Im freien Fall

Unter der glitzernden Adventsdecke verbergen sich nicht nur die geschäftige Sehnsucht nach kindlicher Weihnachtsfreude und die entlarvende Raffgier des Black Friday, es ticken auch ein paar gesellschaftspolitische Zeitbomben, die einen mit zunehmender Sorge erfüllen müssen. Es sind Zerreissproben, welche wie Spaltpilze alle Schichten der Bevölkerung erfasst haben und eine alarmierende Orientierungslosigkeit offenbaren.

Dass sich die klimabewegte Jugend den letzten Freitagnachmittag als Green Friday auf die Fahnen schrieb, um gegen den Konsumwahn des Black Friday zu protestieren, zeigte, wie diametral sich die Schnäppchenjäger und die Klimaaktivisten mit unterschiedlichen Werthaltungen gegenüber stehen. Hier der Konsum-Wahnsinn auf Kosten der Umwelt und die Freude der Geschäftswelt über den umsatzstärksten Tag des Jahres und dort die ultimative Forderung, den Gürtel enger zu schnallen und das Steuer gegen die verheerende Klimaerwärmung herumzureissen.

Nationale Klimademo in Bern: 100’000 kamen / Foto © srf

Gleichzeitig wird im Internet mit dem Slogan „Offizieller Kirchenaustritt in 1 Minute per Online-Formular“ dafür geworben,  dass man bis Ende Jahr zum Aktionspreis von 29 Franken ein entsprechendes Formular bestellen und gleichzeitig eine Bestätigungsgarantie für das Steueramt erhalten kann. In der Tat nimmt die Säkularisierung in der Schweiz rasant Fahrt auf und die reformierten und katholischen Glaubensgemeinschaften beklagen aus unterschiedlichen Gründen, die Missbrauchsskandale eingeschlossen,  jährlich Tausende von Austritten.

Entsprechend schwinden die Kirchensteuern und gefährden damit auch das wichtige soziale Netzwerk der Landeskirchen. Dazu Pfarrer Niklaus Peter vom Zürcher Fraumünster: „Ich stelle eine Sinnkrise in der Gesellschaft fest, die sich allmählich stärker bemerkbar macht.“ Während die Schweizer Reformationsstädte das 500-Jahr-Jubiläum zelebrieren, verlassen die Mitglieder in Scharen die reformierten Kirchen. Linus Schöpfer fragt im Tagesanzeiger: „Stirbt das Christentum in der Schweiz aus? Geht die Entwicklung weiter wie bisher, gibts 2060 in der Stadt Basel keine Christen mehr.“

Ins gleiche Bild gehört eine eingeschüchterte Schulleitung in Wil, welche den Lehrenden Weihnachtslieder für eine Adventsfeier verbietet – anscheinend weil „der Druck anderer Kulturen und Glaubensgruppen so gross geworden sei.» Wer die Werte unserer christlichen Kultur wie Hasenfüsse in Frage stellt, braucht sich über den desolaten Zustand unseres religiösen Selbstverständnisses und die Konsequenzen nicht zu wundern. Wie heisst es doch: „Nur die allergrössten Kälber wählen ihre Metzger selber.“

Im freien Fall befinden sich auch immer mehr Jugendliche, die Opfer der Social Media geworden sind. Das Smartphone ist rund um die Uhr ihr ständiger Begleiter. Sie versinken in eine virtuelle Pseudowelt der Heilsversprechen, in der ihnen Schönheitsideale vorgegaukelt werden, und legen sich mit 15 unters Messer, um als Influencerin Karriere zu machen. «Schweizer Jugendliche sind durchschnittlich 25 Prozent länger online als noch vor zwei Jahren», weiss die Zürcher Hochschule ZHAW zu berichten.

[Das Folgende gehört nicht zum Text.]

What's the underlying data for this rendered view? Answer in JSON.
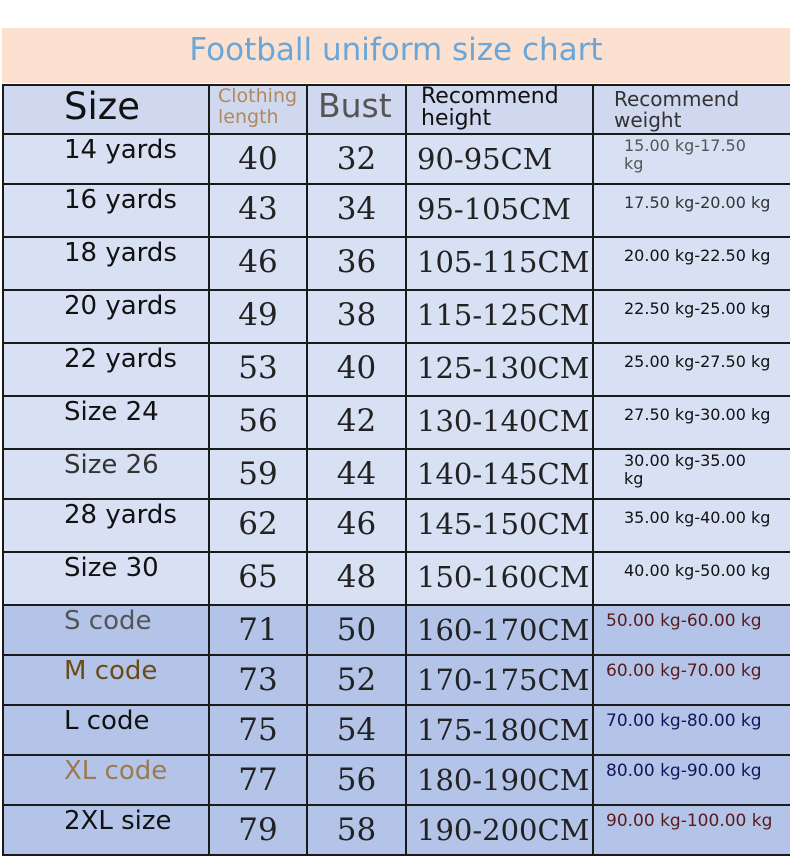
{
  "title": "Football uniform size chart",
  "headers": {
    "size": "Size",
    "length_line1": "Clothing",
    "length_line2": "length",
    "bust": "Bust",
    "height_line1": "Recommend",
    "height_line2": "height",
    "weight_line1": "Recommend",
    "weight_line2": "weight"
  },
  "rows": [
    {
      "size": "14 yards",
      "length": "40",
      "bust": "32",
      "height": "90-95CM",
      "weight": "15.00 kg-17.50 kg",
      "size_color": "#111111",
      "weight_color": "#555555"
    },
    {
      "size": "16 yards",
      "length": "43",
      "bust": "34",
      "height": "95-105CM",
      "weight": "17.50 kg-20.00 kg",
      "size_color": "#111111",
      "weight_color": "#333333"
    },
    {
      "size": "18 yards",
      "length": "46",
      "bust": "36",
      "height": "105-115CM",
      "weight": "20.00 kg-22.50 kg",
      "size_color": "#111111",
      "weight_color": "#111111"
    },
    {
      "size": "20 yards",
      "length": "49",
      "bust": "38",
      "height": "115-125CM",
      "weight": "22.50 kg-25.00 kg",
      "size_color": "#111111",
      "weight_color": "#111111"
    },
    {
      "size": "22 yards",
      "length": "53",
      "bust": "40",
      "height": "125-130CM",
      "weight": "25.00 kg-27.50 kg",
      "size_color": "#111111",
      "weight_color": "#111111"
    },
    {
      "size": "Size 24",
      "length": "56",
      "bust": "42",
      "height": "130-140CM",
      "weight": "27.50 kg-30.00 kg",
      "size_color": "#111111",
      "weight_color": "#111111"
    },
    {
      "size": "Size 26",
      "length": "59",
      "bust": "44",
      "height": "140-145CM",
      "weight": "30.00 kg-35.00 kg",
      "size_color": "#333333",
      "weight_color": "#111111"
    },
    {
      "size": "28 yards",
      "length": "62",
      "bust": "46",
      "height": "145-150CM",
      "weight": "35.00 kg-40.00 kg",
      "size_color": "#111111",
      "weight_color": "#111111"
    },
    {
      "size": "Size 30",
      "length": "65",
      "bust": "48",
      "height": "150-160CM",
      "weight": "40.00 kg-50.00 kg",
      "size_color": "#111111",
      "weight_color": "#111111"
    },
    {
      "size": "S code",
      "length": "71",
      "bust": "50",
      "height": "160-170CM",
      "weight": "50.00 kg-60.00 kg",
      "size_color": "#555555",
      "weight_color": "#5a1a1a"
    },
    {
      "size": "M code",
      "length": "73",
      "bust": "52",
      "height": "170-175CM",
      "weight": "60.00 kg-70.00 kg",
      "size_color": "#6b4a1a",
      "weight_color": "#5a1a1a"
    },
    {
      "size": "L code",
      "length": "75",
      "bust": "54",
      "height": "175-180CM",
      "weight": "70.00 kg-80.00 kg",
      "size_color": "#111111",
      "weight_color": "#14145a"
    },
    {
      "size": "XL code",
      "length": "77",
      "bust": "56",
      "height": "180-190CM",
      "weight": "80.00 kg-90.00 kg",
      "size_color": "#9a7a50",
      "weight_color": "#14145a"
    },
    {
      "size": "2XL size",
      "length": "79",
      "bust": "58",
      "height": "190-200CM",
      "weight": "90.00 kg-100.00 kg",
      "size_color": "#111111",
      "weight_color": "#5a1a1a"
    }
  ]
}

Surfen statt schlafen: eine neue Suchtkrankheit / Foto © familienleben.ch

Die Abschottung bewirkt einen sozialen Rückzug und die Familie zerfällt in ihre Einzelteile. Die Symptome sind ähnlich wie beim Alkoholkonsum. Wikipedia füllt ganze Spalten über die Handyabhängigkeit, welche epidemische Ausmasse annimmt. Wen wundert es da, wenn die Leistungskurve in der Schule nur noch nach unten zeigt und die Süchtigen dann beim Psychiater landen. Angstzustände und Depressionen  sind nicht selten die Folgen. Die Eltern sind in den wenigsten Fällen Vorbild. So schiessen therapeutische Einrichtungen gegen Verhaltenssüchte ins Kraut, denn das Objekt der Begierde führt direkt in die Sackgasse. Die schöne neue Welt („Brave New World“) von Aldous Huxley lässt grüssen. Frohe Weihnachten!